In 1975 telde Nederland al zo'n 206.000 officieel geregistreerde werklozen en tewerkgestelden, het eerste jaar van de huidige massawerkloosheid. De Nederlandse uitkeringsgerechtigden "vieren" dit jaar de eenentwintigste verjaardag van onafgebroken massawerkloosheid. (de dertiger crisisjaren duurden slechts van 1932 tot 1940), De gemeente Amsterdam bijvoorbeeld had in de crisisjaren net zoveel inwoners als nu, maar heeft sedert jaar en dag een massawerkloosheid die vele malen groter is dan die in deze crisisjaren.
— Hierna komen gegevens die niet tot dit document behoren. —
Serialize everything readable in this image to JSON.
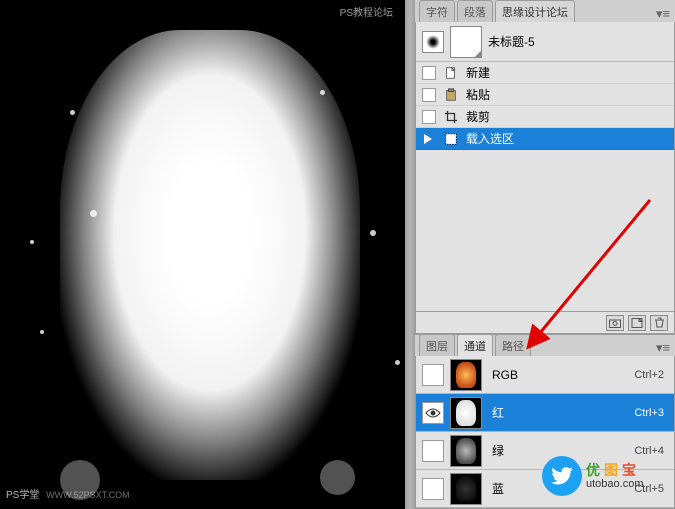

De auteurs van het artikel "We maken de armoede zelf", willen de werkloosheid "oplossen" door de loonkosten te verlagen, om een zodanige manier, dat het loon voor de mensen gelijk blijft, maar voor de werkgever goedkoper wordt, door het laten vervallen van de loonbelasting, waardoor we ten opzichte van het buitenland nog goedkoper zullen gaan worden, en we dus wel een exportbelasting moeten heffen om niet nog extremer asociaal ten opzichte van het buitenland te worden.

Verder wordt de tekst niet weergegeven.